Steam processing at breaking speeds

With the system set up on one channel, Cendant has already seen a benefit. During initial testing, the tool revealed that a few-hundred-thousand rate plans had no inventory allocated to them. As a result, requests against those plans received an error code. "We kept telling them the product is not available," says Forte -- a costly error. The dashboard picked up on the problem, allowing staffers to quickly remedy it and limit a potentially large loss of revenue.

The next step will be to expand the system to all of Cendant's channels, Forte says. He also hopes to use the system to automate yield management. "If we see occupancy rates going up on a property, we might want to trigger an event to send rates higher by some percentage," he says.

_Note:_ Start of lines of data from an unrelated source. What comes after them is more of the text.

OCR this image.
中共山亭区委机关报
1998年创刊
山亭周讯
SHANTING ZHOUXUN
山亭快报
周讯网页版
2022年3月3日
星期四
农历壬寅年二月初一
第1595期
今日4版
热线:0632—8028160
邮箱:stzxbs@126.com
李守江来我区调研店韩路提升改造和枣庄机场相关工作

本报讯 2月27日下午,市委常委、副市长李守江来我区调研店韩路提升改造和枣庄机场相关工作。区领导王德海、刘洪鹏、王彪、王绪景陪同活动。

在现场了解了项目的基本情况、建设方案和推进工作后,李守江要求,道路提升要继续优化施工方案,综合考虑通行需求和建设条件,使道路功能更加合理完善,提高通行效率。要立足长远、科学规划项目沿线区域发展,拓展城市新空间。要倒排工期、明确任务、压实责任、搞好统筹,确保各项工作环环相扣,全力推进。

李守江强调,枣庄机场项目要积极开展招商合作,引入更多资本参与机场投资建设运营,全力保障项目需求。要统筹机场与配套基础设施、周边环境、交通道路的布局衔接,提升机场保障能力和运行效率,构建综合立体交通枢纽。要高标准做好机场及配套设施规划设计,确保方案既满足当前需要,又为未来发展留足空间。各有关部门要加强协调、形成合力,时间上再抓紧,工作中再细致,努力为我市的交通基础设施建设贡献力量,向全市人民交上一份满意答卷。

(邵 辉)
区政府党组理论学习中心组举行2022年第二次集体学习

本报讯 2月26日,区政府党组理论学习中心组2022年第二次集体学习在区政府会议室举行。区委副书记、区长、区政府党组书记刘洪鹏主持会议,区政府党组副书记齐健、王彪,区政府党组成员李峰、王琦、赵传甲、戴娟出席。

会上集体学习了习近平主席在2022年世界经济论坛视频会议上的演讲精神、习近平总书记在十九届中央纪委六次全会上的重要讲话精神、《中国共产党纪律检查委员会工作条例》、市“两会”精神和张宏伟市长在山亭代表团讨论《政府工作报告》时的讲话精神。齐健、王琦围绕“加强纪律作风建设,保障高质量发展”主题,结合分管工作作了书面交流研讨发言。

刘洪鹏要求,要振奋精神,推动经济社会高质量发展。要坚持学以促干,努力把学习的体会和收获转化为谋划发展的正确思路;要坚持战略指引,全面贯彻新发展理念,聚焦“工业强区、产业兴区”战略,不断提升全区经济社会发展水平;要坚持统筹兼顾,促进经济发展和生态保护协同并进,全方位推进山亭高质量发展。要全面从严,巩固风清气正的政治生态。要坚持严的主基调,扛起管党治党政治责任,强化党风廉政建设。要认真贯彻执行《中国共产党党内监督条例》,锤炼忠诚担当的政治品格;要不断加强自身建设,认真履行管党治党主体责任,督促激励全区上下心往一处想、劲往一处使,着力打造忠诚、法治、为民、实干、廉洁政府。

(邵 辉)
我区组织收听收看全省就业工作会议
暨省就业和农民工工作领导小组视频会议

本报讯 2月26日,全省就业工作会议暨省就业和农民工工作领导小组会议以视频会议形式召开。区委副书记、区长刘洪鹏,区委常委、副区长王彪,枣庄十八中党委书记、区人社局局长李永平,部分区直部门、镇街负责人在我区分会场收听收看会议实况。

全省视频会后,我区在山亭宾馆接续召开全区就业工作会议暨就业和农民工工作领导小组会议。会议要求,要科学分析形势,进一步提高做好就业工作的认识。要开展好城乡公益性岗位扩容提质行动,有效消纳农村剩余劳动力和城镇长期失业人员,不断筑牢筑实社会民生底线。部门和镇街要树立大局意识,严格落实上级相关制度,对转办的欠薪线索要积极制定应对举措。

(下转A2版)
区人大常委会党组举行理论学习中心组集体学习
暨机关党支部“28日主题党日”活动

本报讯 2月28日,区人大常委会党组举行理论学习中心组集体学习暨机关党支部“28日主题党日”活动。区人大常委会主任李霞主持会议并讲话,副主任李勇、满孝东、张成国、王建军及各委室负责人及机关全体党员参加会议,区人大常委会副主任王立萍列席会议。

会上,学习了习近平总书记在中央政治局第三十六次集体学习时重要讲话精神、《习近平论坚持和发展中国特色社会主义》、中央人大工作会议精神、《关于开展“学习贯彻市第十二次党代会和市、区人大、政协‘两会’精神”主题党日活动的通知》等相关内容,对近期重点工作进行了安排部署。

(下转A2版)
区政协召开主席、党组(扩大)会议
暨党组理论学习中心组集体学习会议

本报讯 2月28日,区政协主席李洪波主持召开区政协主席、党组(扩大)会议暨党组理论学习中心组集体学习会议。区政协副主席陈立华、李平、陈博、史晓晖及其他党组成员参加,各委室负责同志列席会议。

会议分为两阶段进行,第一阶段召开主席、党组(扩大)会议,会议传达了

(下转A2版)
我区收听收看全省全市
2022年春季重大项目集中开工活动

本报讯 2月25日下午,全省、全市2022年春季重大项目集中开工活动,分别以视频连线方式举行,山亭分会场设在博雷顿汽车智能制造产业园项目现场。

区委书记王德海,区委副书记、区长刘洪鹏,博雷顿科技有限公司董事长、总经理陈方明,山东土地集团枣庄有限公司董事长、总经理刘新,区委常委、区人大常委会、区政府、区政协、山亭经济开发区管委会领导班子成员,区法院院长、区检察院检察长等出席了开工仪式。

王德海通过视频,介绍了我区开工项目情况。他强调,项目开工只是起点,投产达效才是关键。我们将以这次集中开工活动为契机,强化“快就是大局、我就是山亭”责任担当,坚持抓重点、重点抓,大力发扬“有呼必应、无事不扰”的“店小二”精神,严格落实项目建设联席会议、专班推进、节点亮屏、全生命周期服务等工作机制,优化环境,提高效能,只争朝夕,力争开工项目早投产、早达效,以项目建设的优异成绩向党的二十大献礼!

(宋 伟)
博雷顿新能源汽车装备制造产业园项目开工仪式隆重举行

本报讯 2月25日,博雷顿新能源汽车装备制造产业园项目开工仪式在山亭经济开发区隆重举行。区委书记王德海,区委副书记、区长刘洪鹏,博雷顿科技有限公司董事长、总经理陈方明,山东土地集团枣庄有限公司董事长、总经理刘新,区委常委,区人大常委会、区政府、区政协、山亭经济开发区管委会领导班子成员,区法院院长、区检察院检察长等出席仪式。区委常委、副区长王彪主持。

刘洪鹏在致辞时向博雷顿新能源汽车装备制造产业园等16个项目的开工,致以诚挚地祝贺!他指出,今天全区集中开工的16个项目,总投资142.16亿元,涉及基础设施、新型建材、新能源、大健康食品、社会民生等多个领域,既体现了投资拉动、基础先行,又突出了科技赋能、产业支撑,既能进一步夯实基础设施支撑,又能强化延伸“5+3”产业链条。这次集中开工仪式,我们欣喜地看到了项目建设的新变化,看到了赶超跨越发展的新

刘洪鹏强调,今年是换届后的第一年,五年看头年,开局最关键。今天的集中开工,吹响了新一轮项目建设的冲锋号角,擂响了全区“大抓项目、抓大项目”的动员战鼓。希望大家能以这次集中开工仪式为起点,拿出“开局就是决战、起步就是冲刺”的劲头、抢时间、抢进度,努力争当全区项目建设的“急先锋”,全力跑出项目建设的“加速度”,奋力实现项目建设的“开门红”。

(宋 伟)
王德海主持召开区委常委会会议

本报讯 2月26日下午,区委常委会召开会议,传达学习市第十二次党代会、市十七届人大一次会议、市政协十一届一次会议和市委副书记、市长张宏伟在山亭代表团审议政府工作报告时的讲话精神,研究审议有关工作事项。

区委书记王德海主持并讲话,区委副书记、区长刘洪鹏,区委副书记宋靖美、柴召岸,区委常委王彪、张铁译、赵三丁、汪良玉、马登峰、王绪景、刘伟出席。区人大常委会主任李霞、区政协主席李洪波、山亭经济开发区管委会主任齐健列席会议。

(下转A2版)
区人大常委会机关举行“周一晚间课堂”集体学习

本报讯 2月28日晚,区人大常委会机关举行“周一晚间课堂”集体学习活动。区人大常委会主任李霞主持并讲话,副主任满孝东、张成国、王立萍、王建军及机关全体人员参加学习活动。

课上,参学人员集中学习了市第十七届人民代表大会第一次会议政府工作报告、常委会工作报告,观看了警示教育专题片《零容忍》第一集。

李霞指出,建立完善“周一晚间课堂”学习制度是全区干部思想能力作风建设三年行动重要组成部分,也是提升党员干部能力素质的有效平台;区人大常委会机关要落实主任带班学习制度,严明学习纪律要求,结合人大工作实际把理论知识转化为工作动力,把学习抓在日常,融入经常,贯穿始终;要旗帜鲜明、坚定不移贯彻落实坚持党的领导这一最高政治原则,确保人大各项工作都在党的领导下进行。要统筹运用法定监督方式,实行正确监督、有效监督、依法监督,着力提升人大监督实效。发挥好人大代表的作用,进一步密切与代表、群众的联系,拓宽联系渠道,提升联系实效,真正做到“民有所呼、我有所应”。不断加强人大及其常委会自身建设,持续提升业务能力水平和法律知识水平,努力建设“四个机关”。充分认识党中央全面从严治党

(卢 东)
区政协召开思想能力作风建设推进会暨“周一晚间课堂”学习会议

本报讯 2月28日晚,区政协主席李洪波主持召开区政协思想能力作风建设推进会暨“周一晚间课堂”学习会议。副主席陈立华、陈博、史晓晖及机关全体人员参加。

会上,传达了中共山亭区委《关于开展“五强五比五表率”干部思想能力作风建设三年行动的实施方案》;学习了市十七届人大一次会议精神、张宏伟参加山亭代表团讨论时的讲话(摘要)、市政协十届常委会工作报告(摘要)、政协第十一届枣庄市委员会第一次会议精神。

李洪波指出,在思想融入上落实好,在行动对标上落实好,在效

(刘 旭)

Forte describes stream processing and Cendant's move to an SOA as the first steps toward a more proactive approach to operations. "The wave of the future is predictive modeling," he says. But that's in the future. Right now, Forte says, "we're trying to get all of the plumbing into place."

The biggest challenge to stream processing may not be the technology but the change in mind-set that's required to effectively use the tools. "The barrier is changing the way you think about the problem," says Tibbling. "In this case, it's how you think about business problems in multiple dimensions. How do you externalize what your brain does automatically? To put that in software is a difficult matter."

Stream processing tools play by the rules

The secret to using stream processing tools effectively lies in knowing what you want to monitor for and creating the proper rules. The tools for creating queries fall into two competing camps: rules engines built on if/then statement logic and variants of SQL, which have been extended to support time-based queries. Mike Stonebreaker, chief technology officer at StreamBase Systems, prefers the latter. "SQL is great paradigm. People understand it and what you do is adapt SQL to real-time streaming data," he says. Other vendors that use SQL include Aleri Labs and Celequest Corp. "The problems with rule engines is there's no standard; there's no rule equivalent of SQL," he says. But while SQL is a standard, a variant of SQL with extensions to support stream-based queries doesn't exist. Stonebreaker also criticizes rules engine syntax, which he says is overly complex. "Rule languages have problems of inscrutable notation, and it's completely unordered," he says. If anyone was going to support SQL, one would think it would be Progress Software, but the database vendor favors the rules engine that came with its acquisition of Apama. "The important part here is to have a robust enough language to express temporal logic. Time as the first order issue as opposed to filtering," says Mark Palmer, vice president of event stream processing at Progress' real time division.

At a glance: stream processing

What it does: Stream processing software monitors and analyzes operational data flows in real time to detect predetermined conditions or events.

Pros: Can handle very large volumes of streaming data with very low latency requirements; faster than custom-built applications; integrates well with service-oriented architectures.

Cons: Most applications are still in financial services; products are relatively new and still maturing; analysts expect a vendor shakeup in the next two years; capabilities may eventually be embedded within existing tools such as databases and business activity monitoring.

Best Use: Applications that require fast detection of and reaction to business events embedded in large volumes of data, such as fraud detection, network monitoring or transaction monitoring.